Source code in hadal/parallel_sentence_mining/margin_based/margin_based_tools.py

def select_best_candidates(
    self,
    source_embeddings: numpy.ndarray,
    x2y_ind: numpy.ndarray,
    fwd_scores: numpy.ndarray,
    target_embeddings: numpy.ndarray,
    y2x_ind: numpy.ndarray,
    bwd_scores: numpy.ndarray,
    strategy: str = "max_score",
) -> tuple[numpy.ndarray, numpy.ndarray]:
    """Select the best sentence pairs.

    Source: https://arxiv.org/pdf/1811.01136.pdf 3.2 Candidate generation and filtering (only max. score)

    Args:
        source_embeddings (numpy.ndarray): Source embeddings.
        x2y_ind (numpy.ndarray): Indices of the target sentences corresponding to each source sentence.
        fwd_scores (numpy.ndarray): Scores of the forward alignment between source and target sentences.
        target_embeddings (numpy.ndarray): Target embeddings.
        y2x_ind (numpy.ndarray): Indices of the source sentences corresponding to each target sentence.
        bwd_scores (numpy.ndarray): Scores of the backward alignment between target and source sentences.
        strategy (str, optional): The strategy to use for selecting the best candidates.

    Raises:
        NotImplementedError: If the given `strategy` is not implemented.

    Returns:
        - indices (numpy.ndarray): An array of indices representing the sentence pairs.
        - scores (numpy.ndarray): An array of scores representing the similarity between the sentence pairs.
    """
    if strategy == "max_score":
        fwd_best = x2y_ind[numpy.arange(source_embeddings.shape[0]), fwd_scores.argmax(axis=1)]
        bwd_best = y2x_ind[numpy.arange(target_embeddings.shape[0]), bwd_scores.argmax(axis=1)]

        indices = numpy.stack(
            [
                numpy.concatenate([numpy.arange(source_embeddings.shape[0]), bwd_best]),
                numpy.concatenate([fwd_best, numpy.arange(target_embeddings.shape[0])]),
            ],
            axis=1,
        )
        scores = numpy.concatenate([fwd_scores.max(axis=1), bwd_scores.max(axis=1)])

    else:
        msg = f"`{strategy}` is not implemented"
        raise NotImplementedError(msg)

    return indices, scores

get_sentence_pairs

get_sentence_pairs(
    indices: numpy.ndarray,
    scores: numpy.ndarray,
    source_sentences: list[str],
    target_sentences: list[str],
) -> list[tuple[numpy.float64, str, str]]

Get the sentence pairs.

Parameters:

• indices (numpy.ndarray) –

  An array of indices representing the sentence pairs.
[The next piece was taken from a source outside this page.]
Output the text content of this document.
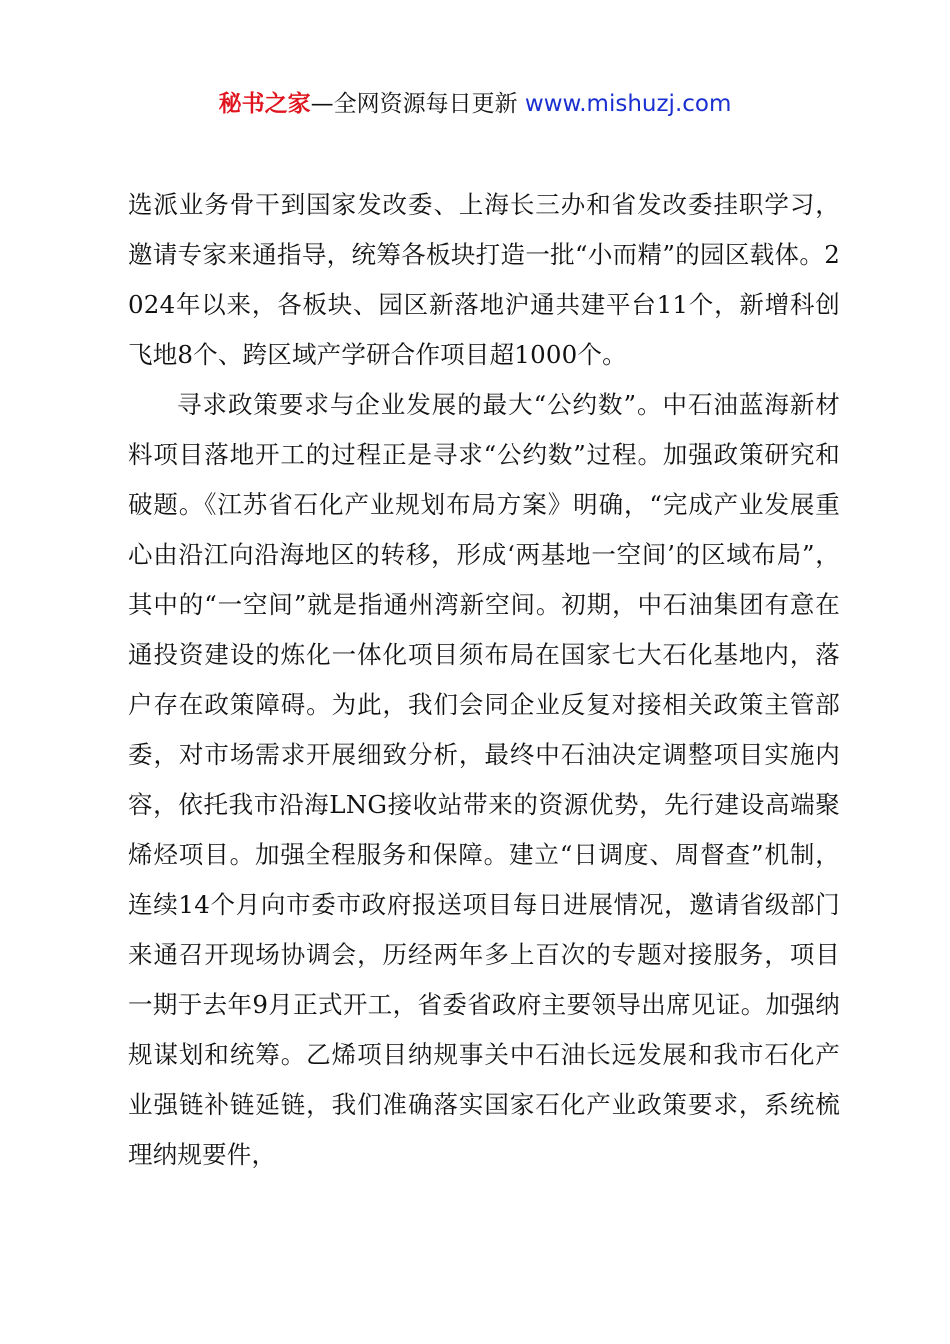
秘书之家—全网资源每日更新 www.mishuzj.com

选派业务骨干到国家发改委、上海长三办和省发改委挂职学习，邀请专家来通指导，统筹各板块打造一批“小而精”的园区载体。2024年以来，各板块、园区新落地沪通共建平台11个，新增科创飞地8个、跨区域产学研合作项目超1000个。

寻求政策要求与企业发展的最大“公约数”。中石油蓝海新材料项目落地开工的过程正是寻求“公约数”过程。加强政策研究和破题。《江苏省石化产业规划布局方案》明确，“完成产业发展重心由沿江向沿海地区的转移，形成‘两基地一空间’的区域布局”，其中的“一空间”就是指通州湾新空间。初期，中石油集团有意在通投资建设的炼化一体化项目须布局在国家七大石化基地内，落户存在政策障碍。为此，我们会同企业反复对接相关政策主管部委，对市场需求开展细致分析，最终中石油决定调整项目实施内容，依托我市沿海LNG接收站带来的资源优势，先行建设高端聚烯烃项目。加强全程服务和保障。建立“日调度、周督查”机制，连续14个月向市委市政府报送项目每日进展情况，邀请省级部门来通召开现场协调会，历经两年多上百次的专题对接服务，项目一期于去年9月正式开工，省委省政府主要领导出席见证。加强纳规谋划和统筹。乙烯项目纳规事关中石油长远发展和我市石化产业强链补链延链，我们准确落实国家石化产业政策要求，系统梳理纳规要件，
• scores (numpy.ndarray) –

  An array of scores representing the similarity between the sentence pairs.

• source_sentences (list[str]) –

  Source sentences.

• target_sentences (list[str]) –

  Target sentences.

Returns:

• bitext_list ( list[tuple[numpy.float64, str, str]] ) –

  A list of tuples with score, source sentences and target sentences.
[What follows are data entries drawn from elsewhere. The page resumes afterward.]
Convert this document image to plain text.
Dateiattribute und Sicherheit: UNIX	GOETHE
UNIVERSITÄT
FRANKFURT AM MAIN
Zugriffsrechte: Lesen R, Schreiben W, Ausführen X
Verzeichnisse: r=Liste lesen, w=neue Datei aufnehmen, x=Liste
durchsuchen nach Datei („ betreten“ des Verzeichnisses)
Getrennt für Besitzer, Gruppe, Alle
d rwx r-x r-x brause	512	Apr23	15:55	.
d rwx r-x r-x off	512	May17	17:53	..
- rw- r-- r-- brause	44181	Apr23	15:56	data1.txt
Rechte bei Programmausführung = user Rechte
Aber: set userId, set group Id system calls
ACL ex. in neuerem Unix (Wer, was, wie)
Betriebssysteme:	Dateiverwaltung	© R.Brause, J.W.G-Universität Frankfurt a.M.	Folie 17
Source code in hadal/parallel_sentence_mining/margin_based/margin_based_tools.py

def get_sentence_pairs(
    self,
    indices: numpy.ndarray,
    scores: numpy.ndarray,
    source_sentences: list[str],
    target_sentences: list[str],
) -> list[tuple[numpy.float64, str, str]]:
    """Get the sentence pairs.

    Args:
        indices (numpy.ndarray): An array of indices representing the sentence pairs.
        scores (numpy.ndarray): An array of scores representing the similarity between the sentence pairs.
        source_sentences (list[str]): Source sentences.
        target_sentences (list[str]): Target sentences.

    Returns:
        bitext_list (list[tuple[numpy.float64, str, str]]): A list of tuples with score, source sentences and target sentences.
    """
    seen_src, seen_trg = set(), set()

    bitext_list = []

    for i in numpy.argsort(-scores):
        src_ind, trg_ind = indices[i]
        src_ind = int(src_ind)
        trg_ind = int(trg_ind)

        if src_ind not in seen_src and trg_ind not in seen_trg:
            seen_src.add(src_ind)
            seen_trg.add(trg_ind)
            rounded_score = numpy.round(scores[i], 4)
            bitext_list.append((rounded_score, source_sentences[src_ind], target_sentences[trg_ind]))

    return bitext_list